Em tempos de juros altos, essa diferença pesa mais quando o valor financiado é elevado e o prazo é longo, porque os juros incidem sobre o saldo devedor. No consórcio, não há essa cobrança sobre o capital, mas os demais custos e reajustes continuam na conta.
Quanto custa antecipar o consumo utilizando dinheiro caro?
| Item | Consórcio | Financiamento |
|---|---|---|
| Custo de referência | Taxa de administração, fundo de reserva e seguros | CET, que soma juros, tarifas, tributos e seguros |
| Incidência sobre o capital | Sem cobrança de juros sobre o saldo | Juros incidem sobre o saldo devedor |
| Indexador e reajuste | Regra de atualização da carta, conforme contrato | Possível indexador, como a TR em imóveis |
| Previsibilidade do bem | Depende de sorteio ou lance, sem data garantida | Solução mais previsível para quem tem pressa |
Lance e reserva: o que muda na decisão
Fuzinelli recomenda montar a comparação com operações equivalentes: mesmo valor de bem, prazos comparáveis e o dinheiro disponível para entrada ou lance. A análise tende a favorecer o consórcio quando o comprador consegue se planejar e pode esperar pela contemplação.
No financiamento, usar a reserva como entrada reduz o valor financiado e, portanto, a base sobre a qual os juros serão cobrados. No consórcio, o mesmo dinheiro pode virar lance para tentar antecipar a contemplação. Oliveira faz uma ressalva: “lance não deve ser tratado como garantia de contemplação”.
Antes de ofertar, é preciso conferir as regras do grupo e o histórico recente de contemplações — sem transformar o desempenho passado em promessa de resultado. Fuzinelli acrescenta o critério da liquidez que permanece depois da decisão e alerta para o impacto da escolha no planejamento financeiro de quem contrata.
O reajuste que o contrato define e o comprador ignora
A carta de crédito segue o critério de atualização previsto em contrato, e isso pode alterar as parcelas que ainda faltam pagar. Antes de contratar, duas informações precisam ser localizadas: qual é o indexador e quando ocorre o reajuste do grupo.
Oliveira chama atenção para um detalhe pouco óbvio: o primeiro reajuste não necessariamente acontece 12 meses depois da adesão. Em muitos grupos, ele acompanha o aniversário do próprio grupo. Quem adere em fevereiro a um grupo cuja atualização ocorre em abril encara o próximo reajuste dois meses depois.

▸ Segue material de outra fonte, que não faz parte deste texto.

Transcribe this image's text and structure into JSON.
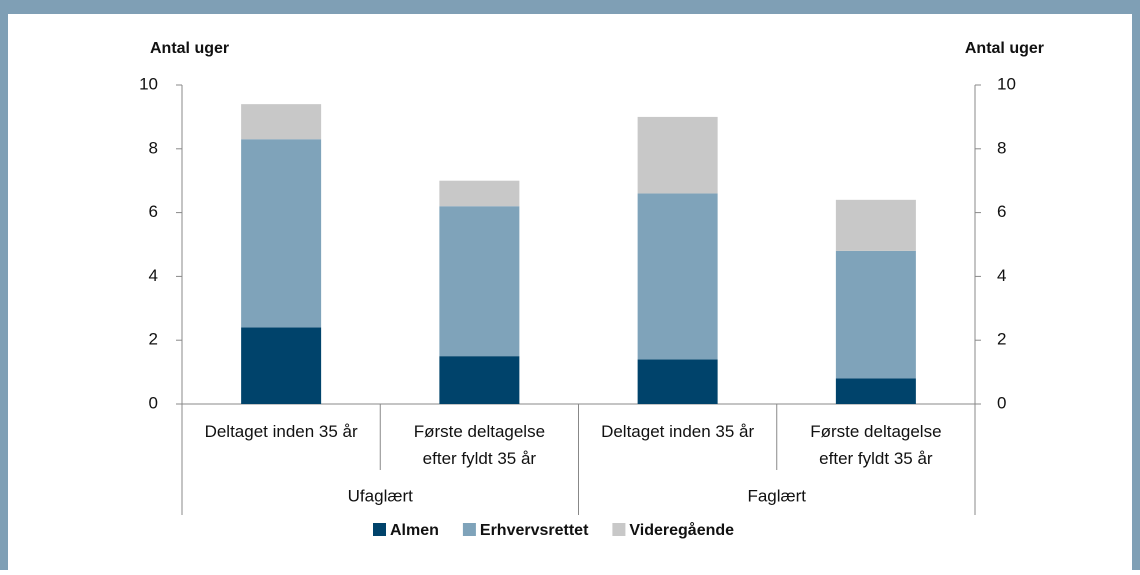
{
  "chart_data": {
    "type": "stacked_bar",
    "y_label": "Antal uger",
    "y2_label": "Antal uger",
    "categories": [
      [
        "Deltaget inden 35 år"
      ],
      [
        "Første deltagelse",
        "efter fyldt 35 år"
      ],
      [
        "Deltaget inden 35 år"
      ],
      [
        "Første deltagelse",
        "efter fyldt 35 år"
      ]
    ],
    "groups": [
      "Ufaglært",
      "Faglært"
    ],
    "series": [
      {
        "name": "Almen",
        "color": "#00436b",
        "values": [
          2.4,
          1.5,
          1.4,
          0.8
        ]
      },
      {
        "name": "Erhvervsrettet",
        "color": "#7fa3ba",
        "values": [
          5.9,
          4.7,
          5.2,
          4.0
        ]
      },
      {
        "name": "Videregående",
        "color": "#c8c8c8",
        "values": [
          1.1,
          0.8,
          2.4,
          1.6
        ]
      }
    ],
    "ylim": [
      0,
      10
    ],
    "yticks": [
      0,
      2,
      4,
      6,
      8,
      10
    ],
    "y2lim": [
      0,
      10
    ],
    "y2ticks": [
      0,
      2,
      4,
      6,
      8,
      10
    ],
    "grid": false,
    "legend": "bottom"
  }
}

A periodicidade e a metodologia variam entre administradoras, grupos e modalidades, diz Oliveira, e precisam ser verificadas no contrato. Dependendo do produto, a atualização pode seguir um índice de preços ou uma referência ligada ao valor do bem. Observar o comportamento histórico desse indicador ajuda a estimar efeitos sobre o saldo e as parcelas futuras.
Fuzinelli acrescenta que, quando a carta é atualizada, as parcelas que ainda faltam pagar também podem ser atualizadas na mesma proporção, conforme a regra contratual. Esse reajuste não é juros. A atualização busca preservar o poder de compra da carta, embora aumente as obrigações futuras do consorciado.
O que muda para quem avalia as duas rotas
O recorde de 13,41 milhões de participantes ativos indica que mais gente aceita esperar para escapar do juro do financiamento. Historicamente, o consórcio tende a ganhar espaço em ciclos de crédito caro e a perder apelo quando antecipar o consumo fica mais barato. Para quem já está em um grupo ou estuda entrar, o custo real não mora na vitrine da taxa de administração: mora na soma de reajustes, na previsibilidade da contemplação e na liquidez que sobra depois da escolha.